Constant bombardment of senses with often senseless and unapologetic commercials in combination with the never ceasing acceleration of urban life, plus the politically charged panic hypes cause more and more people to turn to nature, to healthier, more contemplative, traditional and peaceful lifestyle. Many artists are directing themselves in the same direction, despite of the fact that some of them are predominantly influenced by urban environments. Perhaps the marriage of urban life and inner balance is the key to bettering quality of contemporary living, where creatives come as a refreshment of our oversaturated, digitized visual realms. David Ellis and Kevin Earl Taylor both find their respective inspirations within the environment, as they portray metaphorical states of human spirit in the form of animals. Their joint exhibition at Subliminal Projects, entitled Spirit Animal, evokes deeply implanted roots of anima, equalled with animalistic nature on the primordial level, containing a lot of conceptual common ground with Anoint at The Outsiders and De Anima at Roq la Rue exhibitions opened earlier this year.
Embrace the Inner Animal
Coming from two different angles, both Ellis and Taylor sought out the way of reintroducing the nature that humans have been purposely abandoning for long, portraying allegorical variations of soul. Ellis composes his work with his signature flowing patterns, including himself into the imagery, while Taylor creates dreamy scenery, populated with wildlings we all know, but feel greatly alienated from. The common thread is the return to nature, as they both raise an important question of human behavior which seems to make ludacris plans without considering consequences on the plane we all initially came from.

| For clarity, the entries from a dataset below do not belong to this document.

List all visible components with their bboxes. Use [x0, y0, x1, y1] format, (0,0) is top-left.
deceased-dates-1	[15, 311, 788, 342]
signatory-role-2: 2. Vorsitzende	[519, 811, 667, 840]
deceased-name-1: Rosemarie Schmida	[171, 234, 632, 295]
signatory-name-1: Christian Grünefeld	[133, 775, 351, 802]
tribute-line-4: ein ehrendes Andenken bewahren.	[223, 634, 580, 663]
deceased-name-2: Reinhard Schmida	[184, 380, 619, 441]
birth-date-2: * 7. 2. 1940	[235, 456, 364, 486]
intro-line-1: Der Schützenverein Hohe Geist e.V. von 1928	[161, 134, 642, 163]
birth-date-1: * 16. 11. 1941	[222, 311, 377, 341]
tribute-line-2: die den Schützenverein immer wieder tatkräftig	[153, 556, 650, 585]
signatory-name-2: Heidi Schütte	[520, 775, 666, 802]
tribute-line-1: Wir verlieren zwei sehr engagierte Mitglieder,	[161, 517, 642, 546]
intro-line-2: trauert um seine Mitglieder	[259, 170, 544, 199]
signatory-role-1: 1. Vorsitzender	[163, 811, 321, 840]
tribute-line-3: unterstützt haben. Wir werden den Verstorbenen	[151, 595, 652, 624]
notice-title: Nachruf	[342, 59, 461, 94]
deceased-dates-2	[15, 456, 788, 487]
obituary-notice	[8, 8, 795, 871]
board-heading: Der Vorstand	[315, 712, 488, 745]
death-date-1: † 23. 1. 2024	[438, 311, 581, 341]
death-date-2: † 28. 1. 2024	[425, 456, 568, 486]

Physical and spiritual connection with the wilderness is awakened in their work, and as Ellis’ approach is more symbolic, with his graphic lines and stylized beings, inviting the viewer to find the animal within; Taylor delves into surreal representation, suggesting the significance of the inner wild, outer nature and primal instinct.

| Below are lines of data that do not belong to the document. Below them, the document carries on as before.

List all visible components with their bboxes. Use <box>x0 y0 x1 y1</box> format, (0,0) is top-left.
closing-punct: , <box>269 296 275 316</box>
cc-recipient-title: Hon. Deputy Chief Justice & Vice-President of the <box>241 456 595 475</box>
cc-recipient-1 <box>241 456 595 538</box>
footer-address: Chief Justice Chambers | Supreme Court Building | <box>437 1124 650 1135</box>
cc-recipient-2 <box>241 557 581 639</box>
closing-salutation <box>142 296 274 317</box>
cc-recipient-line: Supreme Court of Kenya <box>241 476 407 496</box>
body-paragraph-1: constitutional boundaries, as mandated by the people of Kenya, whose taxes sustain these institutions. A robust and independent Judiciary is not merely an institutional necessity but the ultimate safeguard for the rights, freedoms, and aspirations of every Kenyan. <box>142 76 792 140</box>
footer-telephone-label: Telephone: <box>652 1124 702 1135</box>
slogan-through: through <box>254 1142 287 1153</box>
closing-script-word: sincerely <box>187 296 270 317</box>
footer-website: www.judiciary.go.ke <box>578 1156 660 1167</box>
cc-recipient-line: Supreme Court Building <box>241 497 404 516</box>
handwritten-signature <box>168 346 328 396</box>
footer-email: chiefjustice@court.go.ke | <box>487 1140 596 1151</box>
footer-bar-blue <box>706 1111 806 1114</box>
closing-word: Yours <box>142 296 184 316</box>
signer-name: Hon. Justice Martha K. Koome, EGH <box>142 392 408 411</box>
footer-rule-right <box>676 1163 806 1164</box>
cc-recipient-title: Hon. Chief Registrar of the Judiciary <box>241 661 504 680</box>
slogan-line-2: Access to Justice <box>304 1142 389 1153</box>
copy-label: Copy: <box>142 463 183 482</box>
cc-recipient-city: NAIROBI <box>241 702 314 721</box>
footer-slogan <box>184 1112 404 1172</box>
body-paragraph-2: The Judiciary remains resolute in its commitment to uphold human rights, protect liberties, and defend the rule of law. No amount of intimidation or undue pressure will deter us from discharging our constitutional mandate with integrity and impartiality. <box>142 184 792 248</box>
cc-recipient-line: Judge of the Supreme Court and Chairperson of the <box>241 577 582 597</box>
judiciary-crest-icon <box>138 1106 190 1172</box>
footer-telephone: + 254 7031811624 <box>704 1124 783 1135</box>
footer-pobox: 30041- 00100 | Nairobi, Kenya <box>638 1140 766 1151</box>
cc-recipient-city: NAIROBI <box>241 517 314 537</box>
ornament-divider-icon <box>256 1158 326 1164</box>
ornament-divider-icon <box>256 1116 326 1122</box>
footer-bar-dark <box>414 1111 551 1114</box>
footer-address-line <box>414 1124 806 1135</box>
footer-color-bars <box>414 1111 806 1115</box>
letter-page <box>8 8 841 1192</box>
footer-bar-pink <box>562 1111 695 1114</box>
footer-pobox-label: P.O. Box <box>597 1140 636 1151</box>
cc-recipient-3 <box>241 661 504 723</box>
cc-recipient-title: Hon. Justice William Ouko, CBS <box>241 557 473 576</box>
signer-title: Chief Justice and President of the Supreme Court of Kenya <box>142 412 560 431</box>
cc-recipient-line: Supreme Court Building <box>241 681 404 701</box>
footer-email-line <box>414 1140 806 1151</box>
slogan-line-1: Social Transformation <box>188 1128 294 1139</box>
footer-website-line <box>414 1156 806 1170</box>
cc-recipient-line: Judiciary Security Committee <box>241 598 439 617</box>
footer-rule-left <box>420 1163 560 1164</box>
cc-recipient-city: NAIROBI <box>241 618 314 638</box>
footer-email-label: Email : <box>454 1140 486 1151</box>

David Ellis is an artist originally from North Carolina, and a Cooper Union graduate. He first entered the public arena in the early 2000s, after he founded Barnstormers art collective, which was engaged in public art projects through small town American South. More recently, he was commissioned to create for Times Square Alliance, while his pieces make part of famous collections, such as Charles Saatchi, Margulies and Deutsche Bank. He exhibited in some of the most prominent art institutions, including PS1 at MoMA. Ellis is based in New York. David Ellis took part at Austin Sight and Sound week, and was one of the initiators of Made Corrections Project in a correctional youth facility in Lithuania.
Kevin Earl Taylor
Kevin Earl Taylor is originally from South Carolina, now based in San Francisco. He graduated from Savannah College of Art and Design in 1995, and he’s been exhibiting nationally and internationally since. He mainly creates in oil paint, but also explores possibilities of other media, such as video and sound. He also works as an illustrator, and he designed many record labels and publications. Laws of nature are often the dominant concept in his oeuvre, to which we all are connected. His odd, populated surreal scapes parodize and evoke this connection and emulate the inner struggle of a man to return to the spiritual source, in spite of the constraints of technological age. Taylor participated in recent Cat Art Show in LA.
Animalistic on Show
Spirit Animal opens on September 13, at Subliminal Projects, and it’s set on extracting all the hidden earthly traits from within the viewer, seducing him with natural rhythms and ways, making him both the predator and the victim in the most pristine sense. The exhibition will stay on view through October 11, 2014.
Other artists who build their visual expression around the symbolism and aethetics of animals, percieving them from completely different standpoints, are Roa, L7m, Nychos, Alexis Diaz and Adele Renault, to mention only a few.